Tenets of Islam
The shahada (testimony) states the central belief of
Islam: "There is no god but God (Allah), and Muhammad is his Prophet."
This simple profession of faith is repeated on many ritual occasions,
and recital in full and unquestioning sincerity designates one
a Muslim. The God preached by Muhammad was not one previously
unknown to his countrymen because Allah, rather than a particular
name, is the Arabic for God. Muhammad denied the existence of
the many minor gods and spirits worshiped before his ministry
and declared the omnipotence of the unique creator, God. "Islam"
means submission, and the one who submits to God is a Muslim.
Muhammad is the "seal of the Prophets"; his revelation is said
to complete for all time the series of biblical revelations received
by Jews and Christians. God is believed to have remained one and
the same throughout time, but humans strayed from God's true teachings
until set right by Muhammad. Muslims recognize the prophets and
sages of the biblical tradition, such as Abraham and Moses, and
consider Jesus to be another prophet. Islam accepts the concepts
of guardian angels, the Day of Judgment, general resurrection,
heaven and hell, and an eternal life for the soul.

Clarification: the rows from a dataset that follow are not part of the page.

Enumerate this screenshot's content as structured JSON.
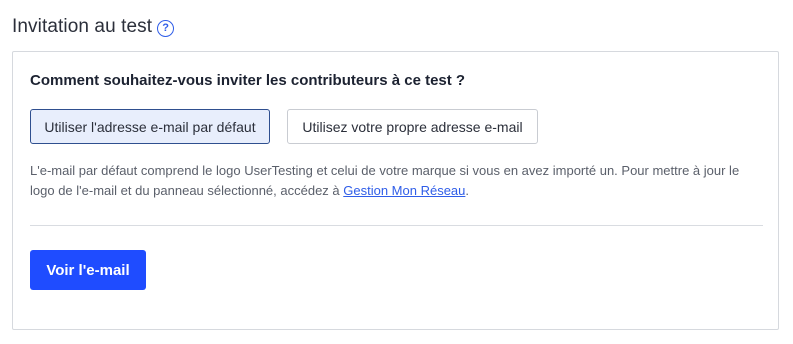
{
  "header": {
    "title": "Invitation au test",
    "help_icon": "question-circle-icon",
    "help_glyph": "?"
  },
  "card": {
    "question": "Comment souhaitez-vous inviter les contributeurs à ce test ?",
    "options": [
      {
        "label": "Utiliser l'adresse e-mail par défaut",
        "selected": true
      },
      {
        "label": "Utilisez votre propre adresse e-mail",
        "selected": false
      }
    ],
    "help_text_before": "L'e-mail par défaut comprend le logo UserTesting et celui de votre marque si vous en avez importé un. Pour mettre à jour le logo de l'e-mail et du panneau sélectionné, accédez à ",
    "help_link": "Gestion Mon Réseau",
    "help_text_after": ".",
    "primary_button": "Voir l'e-mail"
  },
  "colors": {
    "accent": "#1f4cff",
    "link": "#2f5de8",
    "selected_bg": "#e8eefc"
  }
}
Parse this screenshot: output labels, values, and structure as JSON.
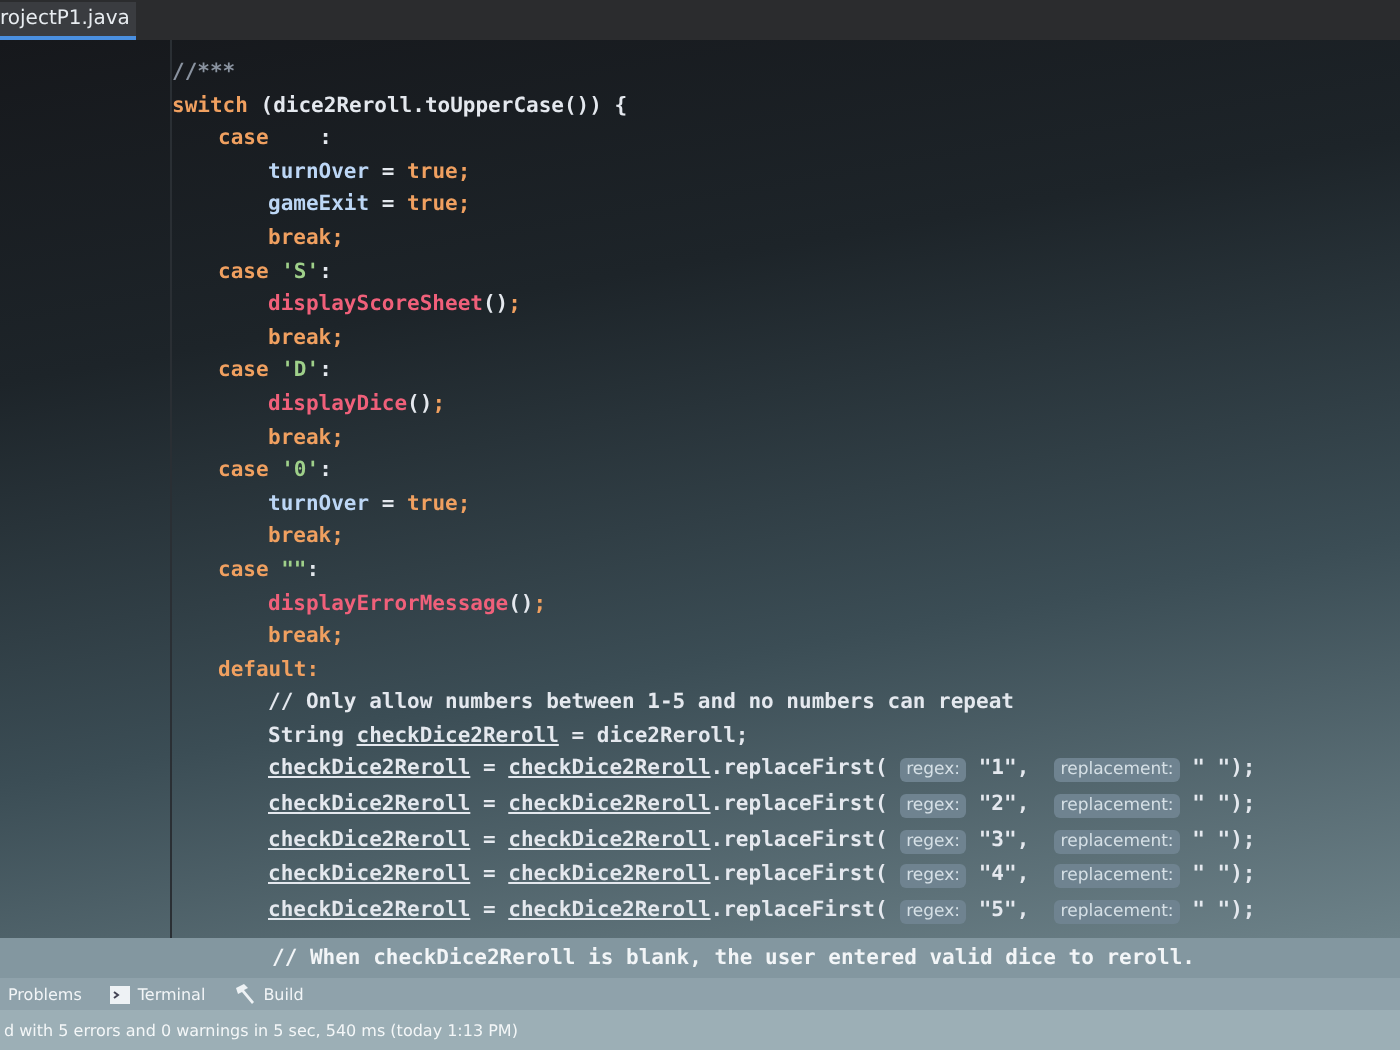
{
  "tab": {
    "label": "rojectP1.java",
    "selected": true
  },
  "code_lines": [
    {
      "tokens": [
        {
          "kind": "comment",
          "text": "//***"
        }
      ]
    },
    {
      "tokens": [
        {
          "kind": "keyword",
          "text": "switch"
        },
        {
          "kind": "plain",
          "text": " (dice2Reroll.toUpperCase()) {"
        }
      ],
      "children": [
        {
          "tokens": [
            {
              "kind": "keyword",
              "text": "case"
            },
            {
              "kind": "plain",
              "text": "    :"
            }
          ],
          "children": [
            {
              "tokens": [
                {
                  "kind": "field",
                  "text": "turnOver"
                },
                {
                  "kind": "plain",
                  "text": " = "
                },
                {
                  "kind": "keyword",
                  "text": "true;"
                }
              ]
            },
            {
              "tokens": [
                {
                  "kind": "field",
                  "text": "gameExit"
                },
                {
                  "kind": "plain",
                  "text": " = "
                },
                {
                  "kind": "keyword",
                  "text": "true;"
                }
              ]
            },
            {
              "tokens": [
                {
                  "kind": "keyword",
                  "text": "break;"
                }
              ]
            }
          ]
        },
        {
          "tokens": [
            {
              "kind": "keyword",
              "text": "case "
            },
            {
              "kind": "string",
              "text": "'S'"
            },
            {
              "kind": "plain",
              "text": ":"
            }
          ],
          "children": [
            {
              "tokens": [
                {
                  "kind": "call",
                  "text": "displayScoreSheet"
                },
                {
                  "kind": "plain",
                  "text": "()"
                },
                {
                  "kind": "keyword",
                  "text": ";"
                }
              ]
            },
            {
              "tokens": [
                {
                  "kind": "keyword",
                  "text": "break;"
                }
              ]
            }
          ]
        },
        {
          "tokens": [
            {
              "kind": "keyword",
              "text": "case "
            },
            {
              "kind": "string",
              "text": "'D'"
            },
            {
              "kind": "plain",
              "text": ":"
            }
          ],
          "children": [
            {
              "tokens": [
                {
                  "kind": "call",
                  "text": "displayDice"
                },
                {
                  "kind": "plain",
                  "text": "()"
                },
                {
                  "kind": "keyword",
                  "text": ";"
                }
              ]
            },
            {
              "tokens": [
                {
                  "kind": "keyword",
                  "text": "break;"
                }
              ]
            }
          ]
        },
        {
          "tokens": [
            {
              "kind": "keyword",
              "text": "case "
            },
            {
              "kind": "string",
              "text": "'0'"
            },
            {
              "kind": "plain",
              "text": ":"
            }
          ],
          "children": [
            {
              "tokens": [
                {
                  "kind": "field",
                  "text": "turnOver"
                },
                {
                  "kind": "plain",
                  "text": " = "
                },
                {
                  "kind": "keyword",
                  "text": "true;"
                }
              ]
            },
            {
              "tokens": [
                {
                  "kind": "keyword",
                  "text": "break;"
                }
              ]
            }
          ]
        },
        {
          "tokens": [
            {
              "kind": "keyword",
              "text": "case "
            },
            {
              "kind": "string",
              "text": "\"\""
            },
            {
              "kind": "plain",
              "text": ":"
            }
          ],
          "children": [
            {
              "tokens": [
                {
                  "kind": "call",
                  "text": "displayErrorMessage"
                },
                {
                  "kind": "plain",
                  "text": "()"
                },
                {
                  "kind": "keyword",
                  "text": ";"
                }
              ]
            },
            {
              "tokens": [
                {
                  "kind": "keyword",
                  "text": "break;"
                }
              ]
            }
          ]
        },
        {
          "tokens": [
            {
              "kind": "keyword",
              "text": "default:"
            }
          ],
          "children": [
            {
              "tokens": [
                {
                  "kind": "plain",
                  "text": "// Only allow numbers between 1-5 and no numbers can repeat"
                }
              ]
            },
            {
              "tokens": [
                {
                  "kind": "plain",
                  "text": "String "
                },
                {
                  "kind": "var",
                  "text": "checkDice2Reroll"
                },
                {
                  "kind": "plain",
                  "text": " = dice2Reroll;"
                }
              ]
            },
            {
              "tokens": [
                {
                  "kind": "var",
                  "text": "checkDice2Reroll"
                },
                {
                  "kind": "plain",
                  "text": " = "
                },
                {
                  "kind": "var",
                  "text": "checkDice2Reroll"
                },
                {
                  "kind": "plain",
                  "text": ".replaceFirst( "
                },
                {
                  "kind": "hint",
                  "text": "regex:"
                },
                {
                  "kind": "plain",
                  "text": " \"1\",  "
                },
                {
                  "kind": "hint",
                  "text": "replacement:"
                },
                {
                  "kind": "plain",
                  "text": " \" \");"
                }
              ]
            },
            {
              "tokens": [
                {
                  "kind": "var",
                  "text": "checkDice2Reroll"
                },
                {
                  "kind": "plain",
                  "text": " = "
                },
                {
                  "kind": "var",
                  "text": "checkDice2Reroll"
                },
                {
                  "kind": "plain",
                  "text": ".replaceFirst( "
                },
                {
                  "kind": "hint",
                  "text": "regex:"
                },
                {
                  "kind": "plain",
                  "text": " \"2\",  "
                },
                {
                  "kind": "hint",
                  "text": "replacement:"
                },
                {
                  "kind": "plain",
                  "text": " \" \");"
                }
              ]
            },
            {
              "tokens": [
                {
                  "kind": "var",
                  "text": "checkDice2Reroll"
                },
                {
                  "kind": "plain",
                  "text": " = "
                },
                {
                  "kind": "var",
                  "text": "checkDice2Reroll"
                },
                {
                  "kind": "plain",
                  "text": ".replaceFirst( "
                },
                {
                  "kind": "hint",
                  "text": "regex:"
                },
                {
                  "kind": "plain",
                  "text": " \"3\",  "
                },
                {
                  "kind": "hint",
                  "text": "replacement:"
                },
                {
                  "kind": "plain",
                  "text": " \" \");"
                }
              ]
            },
            {
              "tokens": [
                {
                  "kind": "var",
                  "text": "checkDice2Reroll"
                },
                {
                  "kind": "plain",
                  "text": " = "
                },
                {
                  "kind": "var",
                  "text": "checkDice2Reroll"
                },
                {
                  "kind": "plain",
                  "text": ".replaceFirst( "
                },
                {
                  "kind": "hint",
                  "text": "regex:"
                },
                {
                  "kind": "plain",
                  "text": " \"4\",  "
                },
                {
                  "kind": "hint",
                  "text": "replacement:"
                },
                {
                  "kind": "plain",
                  "text": " \" \");"
                }
              ]
            },
            {
              "tokens": [
                {
                  "kind": "var",
                  "text": "checkDice2Reroll"
                },
                {
                  "kind": "plain",
                  "text": " = "
                },
                {
                  "kind": "var",
                  "text": "checkDice2Reroll"
                },
                {
                  "kind": "plain",
                  "text": ".replaceFirst( "
                },
                {
                  "kind": "hint",
                  "text": "regex:"
                },
                {
                  "kind": "plain",
                  "text": " \"5\",  "
                },
                {
                  "kind": "hint",
                  "text": "replacement:"
                },
                {
                  "kind": "plain",
                  "text": " \" \");"
                }
              ]
            }
          ]
        }
      ]
    }
  ],
  "current_line": "// When checkDice2Reroll is blank, the user entered valid dice to reroll.",
  "tool_tabs": [
    {
      "kind": "problems",
      "label": "Problems"
    },
    {
      "kind": "terminal",
      "label": "Terminal"
    },
    {
      "kind": "build",
      "label": "Build"
    }
  ],
  "status_bar": "d with 5 errors and 0 warnings in 5 sec, 540 ms (today 1:13 PM)"
}
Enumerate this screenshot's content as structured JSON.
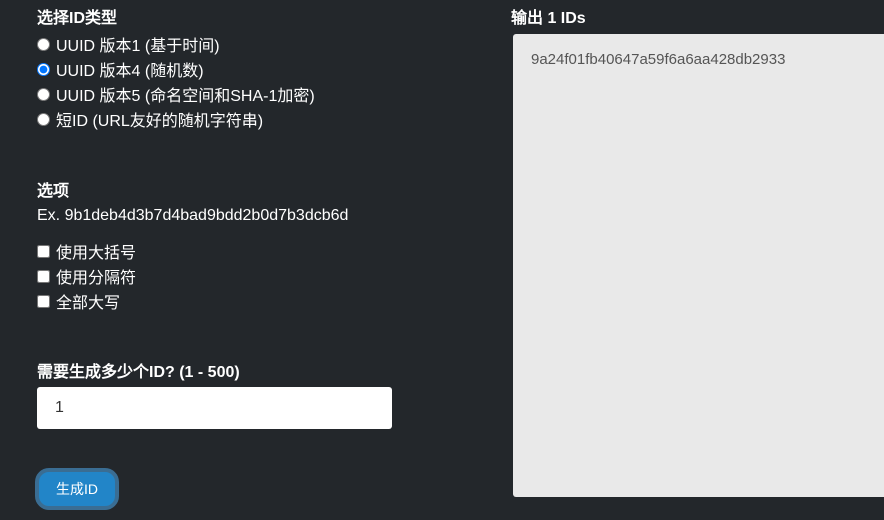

The duties of the Muslim form the "five pillars" of faith. These
are shahada, testimony and recitation of the creed; salat,
daily prayer; zakat, almsgiving; sawm, fasting;
and hajj, pilgrimage. The believer is to pray in a prescribed
manner after purification through ritual ablutions at dawn, midday,
midafternoon, sunset, and nightfall. Prescribed genuflections
and prostrations are to accompany the prayers, which the worshiper
recites while facing Mecca.
Whenever possible, men pray in congregation at the mosque under
an imam, or prayer leader, and on Friday they are obliged to do
so. Women may also attend public worship at the mosque, where
they are segregated from the men, although most frequently those
who pray do so in seclusion at home. A special functionary, the
muezzin, intones a call to prayer to the entire community at the
appropriate hours; people out of earshot determine the proper
hour by other means.
In the early days of Islam, the authorities imposed a tax on
personal property proportionate to the individual's wealth, which
was distributed to the mosques and to the needy. In the modern
era, zakat, or almsgiving, while still a duty of the
believer, has become a more private matter. Properties contributed
to support religious activities have usually been administered
as religious foundations, or habus in North Africa.
The ninth month of the Muslim calendar is Ramadan, a period of
obligatory fasting in commemoration of Muhammad's receipt of God's
revelation, the Quran. During this month, all but the sick and
certain others are enjoined from eating, drinking, smoking, or
sexual intercourse during the daylight hours.
Finally, all Muslims at least once in their lifetime should,
if possible, make the hajj to the holy city of Mecca. There they
participate in special rites held at several locations during
the twelfth month of the Islamic calendar.